The fine-tuned models—Mistral QS-Sentry and Llama 3 QS-Sentry—are based on Mistral-7B-Instruct-v0.2 and Meta-Llama-3-8B-Instruct.
In the first article, Forum Systems developed a framework for balancing risk and productivity and assessed the productivity-risk profile of Mistral and Llama 3 before fine-tuning. It found that, when asked to classify prompts as either safe or unsafe, Mistral was more precise and thus aligned with higher productivity, while Llama 3 was more restrictive and thus aligned with lower risk.

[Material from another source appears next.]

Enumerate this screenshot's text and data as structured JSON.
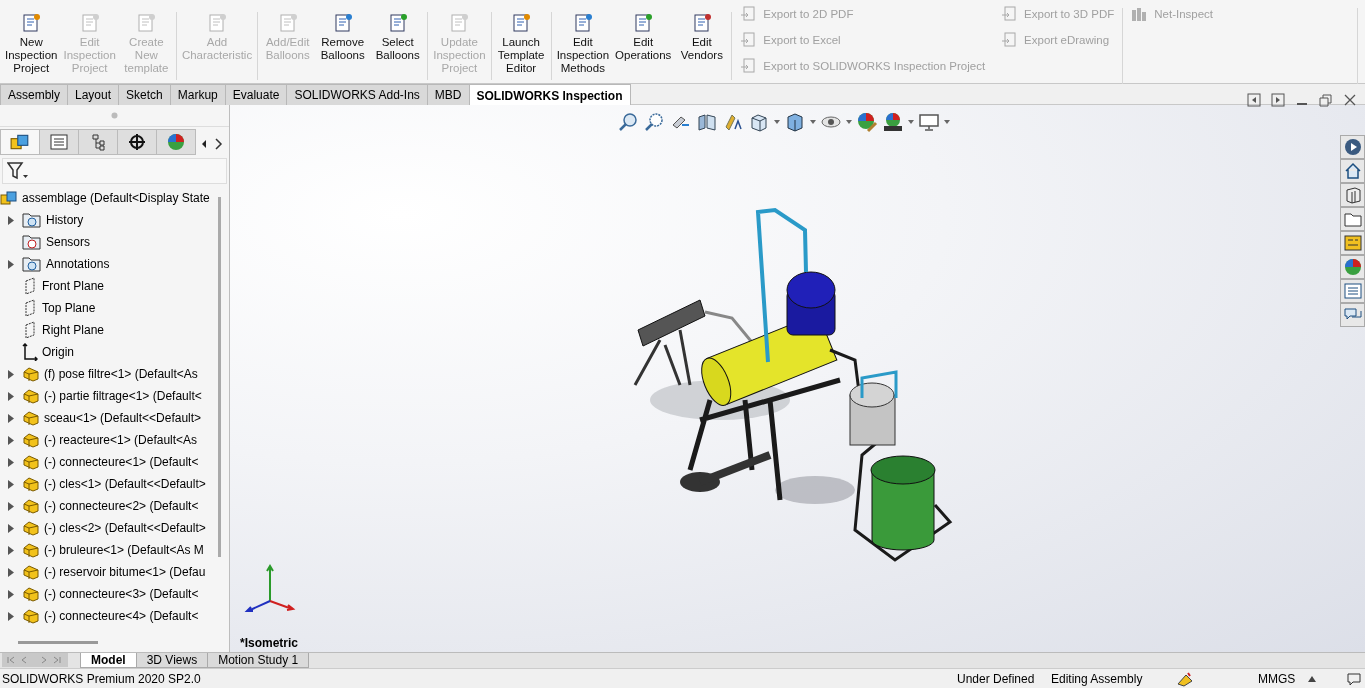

The second article analyzed the models after they were fine-tuned on a hand-curated dataset of about 20,000 prompts. The study showed that the productivity-risk profile of both models can see meaningful improvements after fine-tuning. Forum Systems has released both fine-tuned models on Hugging Face to contribute to the broader community of researchers and those working in AI governance and AI alignment, believing its framework for analyzing the trade-offs between productivity will also prove valuable to business leaders deploying safe and effective GenAI offerings.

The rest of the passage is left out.